This device, based on a Raspberry Pi and created by analyst Dan Petro, floods any Chromecast in the area with disconnect requests and then begins playing Rick Astely's 'Never Gonna Give You Up'. You can see it in action in the video above.

Petro goes into more detail about how he created this device in this video. It's unclear how or if the vulnerability might get patched, but in the meantime, it's an entertaining way to mess with your friends. Fortunately, this device still requires that you be within Wi-Fi range of the target Chromecast so, much like the notorious TV-B-Gone, it's malicious powers are limited largely to pranks and annoyances.

Bishop Fox [YouTube via Engadget]


Comments

    it needs to not display the video information in the top left before the video plays,, otherwise the surprise of the drum roll is just meaningless.

      I would argue that it needs to not have the work 'Rickmote' on the screen. If there was ever a word to be suspicious of it's that one..

    It's easier to just rename the rick roll video to TV series titles and wait till they go to play the next episode.
    Game.Of.Thrones.S01e01.avi
    Game.Of.Thrones.S01e02.avi <- Rick!

    From what I could see, it's not a vulnerability.
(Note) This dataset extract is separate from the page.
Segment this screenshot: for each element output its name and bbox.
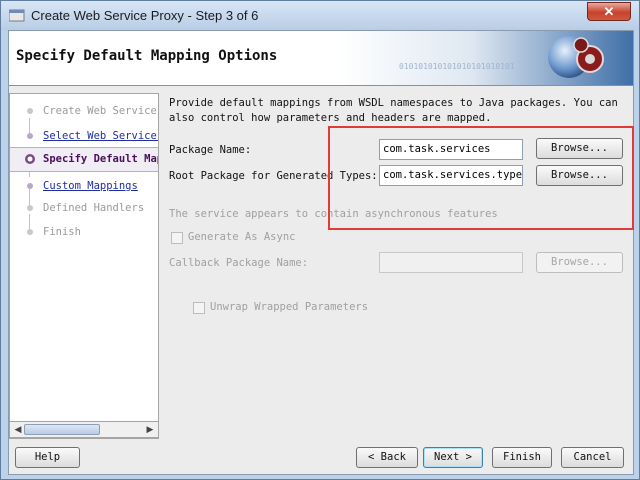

It would be if you were able to control devices on networks other than your own, but the Chromecast was designed to be controllable by anyone on your local network, which is why I can play a video then my wife can take over and play one without needing me to press buttons on my tablet.

    An update announced at Google I/O 2014 is supposed to bring more security (because you won't need to join a network to control a Chromecast like before) so that may fix that.